Generating high-fidelity 3D indoor scenes remains a significant challenge due to data scarcity and the complexity of modeling intricate spatial relations. Current methods often struggle to scale beyond training distribution to dense scenes or rely on LLMs/VLMs that lack the ability for precise spatial reasoning. Building on top of the observation that object placement relies mainly on local dependencies instead of information-redundant global distributions, in this paper, we propose Pair2Scene, a novel procedural generation framework that integrates learned local rules with scene hierarchies and physics-based algorithms. These rules mainly capture two types of inter-object relations, namely support relations that follow physical hierarchies, and functional relations that reflect semantic links. We model these rules through a network, which estimates spatial position distributions of dependent objects conditioned on position and geometry of the anchor ones. Accordingly, we curate a dataset 3D-Pairs from existing scene data to train the model. During inference, our framework can generate scenes by recursively applying our model within a hierarchical structure, leveraging collision-aware rejection sampling to align local rules into coherent global layouts.
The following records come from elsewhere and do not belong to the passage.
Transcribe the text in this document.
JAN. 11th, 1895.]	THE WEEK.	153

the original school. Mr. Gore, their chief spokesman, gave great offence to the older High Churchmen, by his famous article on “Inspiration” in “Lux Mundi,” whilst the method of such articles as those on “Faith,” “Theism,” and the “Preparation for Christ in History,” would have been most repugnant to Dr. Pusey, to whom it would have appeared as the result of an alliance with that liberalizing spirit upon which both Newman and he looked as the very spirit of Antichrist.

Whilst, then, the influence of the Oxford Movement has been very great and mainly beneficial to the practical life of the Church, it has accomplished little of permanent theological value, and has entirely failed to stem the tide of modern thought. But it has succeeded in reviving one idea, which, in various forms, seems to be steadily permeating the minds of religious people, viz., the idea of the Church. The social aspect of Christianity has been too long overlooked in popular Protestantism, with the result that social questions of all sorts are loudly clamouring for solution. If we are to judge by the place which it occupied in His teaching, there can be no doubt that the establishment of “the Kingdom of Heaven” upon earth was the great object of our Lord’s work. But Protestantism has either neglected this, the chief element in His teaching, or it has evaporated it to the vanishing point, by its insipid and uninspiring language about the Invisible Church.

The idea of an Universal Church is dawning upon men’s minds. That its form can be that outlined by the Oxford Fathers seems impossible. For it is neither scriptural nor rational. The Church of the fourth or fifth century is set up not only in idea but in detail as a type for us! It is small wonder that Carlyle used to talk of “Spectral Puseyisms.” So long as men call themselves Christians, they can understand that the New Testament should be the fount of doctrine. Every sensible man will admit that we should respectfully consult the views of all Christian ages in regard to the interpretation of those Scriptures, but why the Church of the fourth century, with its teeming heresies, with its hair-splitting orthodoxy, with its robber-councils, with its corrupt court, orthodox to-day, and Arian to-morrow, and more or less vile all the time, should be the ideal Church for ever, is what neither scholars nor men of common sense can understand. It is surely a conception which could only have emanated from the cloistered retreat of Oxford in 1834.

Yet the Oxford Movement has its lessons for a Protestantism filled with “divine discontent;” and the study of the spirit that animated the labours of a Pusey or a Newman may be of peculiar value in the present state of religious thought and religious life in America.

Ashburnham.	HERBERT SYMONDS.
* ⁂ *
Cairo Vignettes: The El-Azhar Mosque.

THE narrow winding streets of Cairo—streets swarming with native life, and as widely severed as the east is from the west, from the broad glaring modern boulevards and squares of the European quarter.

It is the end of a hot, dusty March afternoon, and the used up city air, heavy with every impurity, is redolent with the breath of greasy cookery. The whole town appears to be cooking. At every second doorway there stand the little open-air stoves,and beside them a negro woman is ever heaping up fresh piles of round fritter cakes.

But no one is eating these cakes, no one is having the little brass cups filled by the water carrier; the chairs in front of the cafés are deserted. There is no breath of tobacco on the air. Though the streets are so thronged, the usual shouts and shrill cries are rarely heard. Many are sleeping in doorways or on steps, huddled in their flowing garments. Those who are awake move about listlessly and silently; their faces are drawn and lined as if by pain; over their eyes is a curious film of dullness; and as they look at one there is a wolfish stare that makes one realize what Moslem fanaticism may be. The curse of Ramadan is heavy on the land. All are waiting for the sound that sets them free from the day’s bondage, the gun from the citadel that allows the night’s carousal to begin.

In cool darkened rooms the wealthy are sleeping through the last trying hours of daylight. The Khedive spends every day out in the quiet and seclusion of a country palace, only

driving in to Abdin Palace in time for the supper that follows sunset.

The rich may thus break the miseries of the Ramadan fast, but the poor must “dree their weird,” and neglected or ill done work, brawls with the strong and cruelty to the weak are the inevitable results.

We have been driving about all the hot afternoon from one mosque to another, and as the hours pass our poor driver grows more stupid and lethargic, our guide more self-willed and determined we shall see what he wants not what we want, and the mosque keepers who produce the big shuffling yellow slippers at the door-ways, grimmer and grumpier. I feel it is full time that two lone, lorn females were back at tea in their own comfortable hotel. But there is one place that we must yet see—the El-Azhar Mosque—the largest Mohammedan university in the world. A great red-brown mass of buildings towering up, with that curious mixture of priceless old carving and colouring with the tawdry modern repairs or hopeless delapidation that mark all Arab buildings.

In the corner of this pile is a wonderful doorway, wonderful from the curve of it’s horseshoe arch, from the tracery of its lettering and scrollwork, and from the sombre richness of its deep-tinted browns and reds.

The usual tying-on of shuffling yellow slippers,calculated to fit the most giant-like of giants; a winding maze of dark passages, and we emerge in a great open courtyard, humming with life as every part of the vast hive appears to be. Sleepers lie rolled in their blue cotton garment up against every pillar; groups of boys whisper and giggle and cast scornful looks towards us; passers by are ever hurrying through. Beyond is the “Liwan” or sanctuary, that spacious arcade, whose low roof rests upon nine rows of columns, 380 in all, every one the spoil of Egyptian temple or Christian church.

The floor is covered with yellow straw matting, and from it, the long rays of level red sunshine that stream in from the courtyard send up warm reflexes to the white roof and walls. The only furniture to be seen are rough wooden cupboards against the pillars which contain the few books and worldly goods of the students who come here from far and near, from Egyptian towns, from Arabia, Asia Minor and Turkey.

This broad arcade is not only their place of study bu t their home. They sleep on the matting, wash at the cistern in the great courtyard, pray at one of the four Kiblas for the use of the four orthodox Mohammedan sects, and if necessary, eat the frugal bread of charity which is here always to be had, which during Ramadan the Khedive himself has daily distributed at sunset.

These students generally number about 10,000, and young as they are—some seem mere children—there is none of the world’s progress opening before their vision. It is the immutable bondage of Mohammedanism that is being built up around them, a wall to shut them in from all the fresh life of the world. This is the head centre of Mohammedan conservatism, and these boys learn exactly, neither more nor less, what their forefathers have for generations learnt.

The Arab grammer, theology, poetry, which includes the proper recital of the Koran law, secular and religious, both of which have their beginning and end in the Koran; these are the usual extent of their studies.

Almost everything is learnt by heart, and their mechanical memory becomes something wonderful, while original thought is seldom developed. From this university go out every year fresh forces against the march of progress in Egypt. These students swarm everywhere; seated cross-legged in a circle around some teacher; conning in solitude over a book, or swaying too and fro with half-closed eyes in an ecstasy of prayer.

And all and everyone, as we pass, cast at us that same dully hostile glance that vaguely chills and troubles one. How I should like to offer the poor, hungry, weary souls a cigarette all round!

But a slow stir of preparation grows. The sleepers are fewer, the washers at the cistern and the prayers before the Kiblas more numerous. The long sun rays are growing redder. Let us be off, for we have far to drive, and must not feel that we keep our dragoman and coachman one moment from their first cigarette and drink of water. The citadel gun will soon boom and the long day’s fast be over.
Extensive experiments demonstrate that our framework outperforms existing methods in generating complex environments that go beyond training data while maintaining physical and semantic plausibility.

翻译：生成高保真度的三维室内场景仍是一项重大挑战，其原因在于数据稀缺以及复杂空间关系建模的难度。当前方法往往难以扩展到训练分布之外的密集场景，或依赖缺乏精确空间推理能力的大语言模型/视觉语言模型。基于对象放置主要依赖局部依赖关系而非信息冗余的全局分布这一观察，本文提出Pair2Scene，一种新颖的程序化生成框架，该框架将学习到的局部规则与场景层级结构及基于物理的算法相结合。这些规则主要捕捉两类对象间关系，即遵循物理层级的支撑关系与反映语义联系的功能关系。我们通过一个网络对这些规则进行建模，该网络基于锚点对象的位置与几何信息，估计依赖对象的空间位置分布。为此，我们从现有场景数据中整理出数据集3D-Pairs来训练该模型。在推理过程中，我们的框架可在层级结构内递归应用模型，借助碰撞感知拒绝采样将局部规则协调为连贯的整体布局。大量实验表明，我们的框架在生成超出训练数据的复杂环境方面优于现有方法，同时保持了物理与语义的合理性。